Published in the journal the Lancet Global Health, researchers from Harvard T.H. Chan School of Public Health, UC Santa Barbara and the Global Alliance for Improved Nutrition recently completed the first study to offer estimates of global consumption for 15 micronutrients necessary for good health.
According to the findings, around 5 billion people do not consume enough iodine, vitamin E or calcium. More than 4 billion don’t get enough iron, riboflavin, folate or vitamin C.
“Our study is a big step forward,” co-lead author Chris Free, research professor at UCSB, said in a news release. “Not only because it is the first to estimate inadequate micronutrient intakes for 34 age-sex groups in nearly every country, but also because it makes these methods and results easily accessible to researchers and practitioners.”
That data is available at emlab-ucsb.shinyapps.io/global_intake_inaqequacies/.
“These results are alarming,” Ty Beal, senior technical specialist at GAIN, added in the release. “Most people — even more than previously thought, across all regions and countries of all incomes — are not consuming enough of multiple essential micronutrients. These gaps compromise health outcomes and limit human potential on a global scale.”

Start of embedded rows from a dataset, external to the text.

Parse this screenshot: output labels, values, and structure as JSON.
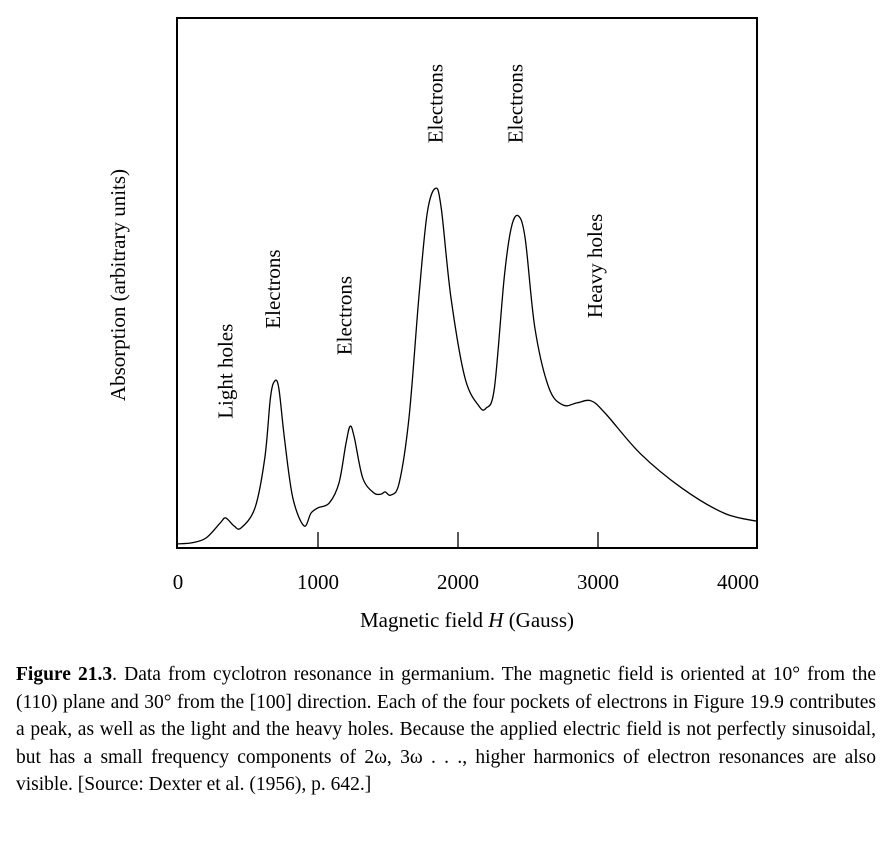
{
  "chart_data": {
    "type": "line",
    "title": "",
    "xlabel_prefix": "Magnetic field ",
    "xlabel_var": "H",
    "xlabel_suffix": " (Gauss)",
    "ylabel": "Absorption (arbitrary units)",
    "xlim": [
      0,
      4130
    ],
    "ylim": [
      0,
      100
    ],
    "xticks": [
      0,
      1000,
      2000,
      3000,
      4000
    ],
    "xtick_labels": [
      "0",
      "1000",
      "2000",
      "3000",
      "4000"
    ],
    "yticks": [],
    "grid": false,
    "series": [
      {
        "name": "Absorption",
        "x": [
          0,
          100,
          200,
          300,
          340,
          400,
          450,
          550,
          620,
          660,
          690,
          720,
          760,
          820,
          900,
          950,
          1000,
          1080,
          1150,
          1200,
          1230,
          1260,
          1320,
          1400,
          1450,
          1480,
          1520,
          1580,
          1650,
          1720,
          1780,
          1840,
          1880,
          1950,
          2050,
          2150,
          2200,
          2260,
          2330,
          2380,
          2430,
          2480,
          2550,
          2650,
          2750,
          2850,
          2950,
          3050,
          3300,
          3600,
          3900,
          4130
        ],
        "y": [
          0.4,
          0.6,
          1.5,
          4.3,
          5.3,
          3.8,
          3.4,
          7.2,
          16.6,
          27.9,
          31.1,
          29.8,
          20.4,
          9.1,
          3.8,
          6.2,
          7.2,
          8.1,
          11.9,
          19.4,
          22.6,
          20.4,
          12.8,
          10.0,
          9.8,
          10.2,
          9.6,
          11.9,
          24.2,
          46.8,
          62.8,
          67.5,
          63.8,
          46.8,
          31.7,
          26.4,
          26.0,
          29.8,
          50.6,
          60.0,
          62.3,
          58.0,
          41.0,
          29.8,
          26.6,
          27.0,
          27.4,
          25.1,
          17.5,
          10.9,
          6.2,
          4.7
        ]
      }
    ],
    "annotations": [
      {
        "text": "Light holes",
        "x": 340,
        "y": 24
      },
      {
        "text": "Electrons",
        "x": 680,
        "y": 41
      },
      {
        "text": "Electrons",
        "x": 1190,
        "y": 36
      },
      {
        "text": "Electrons",
        "x": 1840,
        "y": 76
      },
      {
        "text": "Electrons",
        "x": 2410,
        "y": 76
      },
      {
        "text": "Heavy holes",
        "x": 2980,
        "y": 43
      }
    ]
  },
  "caption": {
    "label": "Figure 21.3",
    "text": ". Data from cyclotron resonance in germanium. The magnetic field is oriented at 10° from the (110) plane and 30° from the [100] direction. Each of the four pockets of electrons in Figure 19.9 contributes a peak, as well as the light and the heavy holes. Because the applied electric field is not perfectly sinusoidal, but has a small frequency components of 2ω, 3ω . . ., higher harmonics of electron resonances are also visible. [Source: Dexter et al. (1956), p. 642.]"
  }
}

According to GAIN, around 1 in 3 people worldwide suffer from malnutrition, and 1 in 5 deaths can be linked to poor diets. Nearly half (45%) of all deaths among children under 5 are linked to undernutrition.
WHO reported that women, infants, children and adolescents are the most at risk of malnutrition.
“Despite some notable country successes in reducing malnutrition (for example in Bangladesh, Ghana, Senegal and Vietnam), the world is off track in meeting the Sustainable Development Goal 2 of ending malnutrition in all its forms by 2030,” the alliance reported.
There are, however, a bevy of micronutrient-rich foods people in the United States can turn to, if they need to enrich their diets.
Dark leafy greens, beans, fish, beef, nuts, chicken and grains are great sources of micronutrients, for instance, that support good health.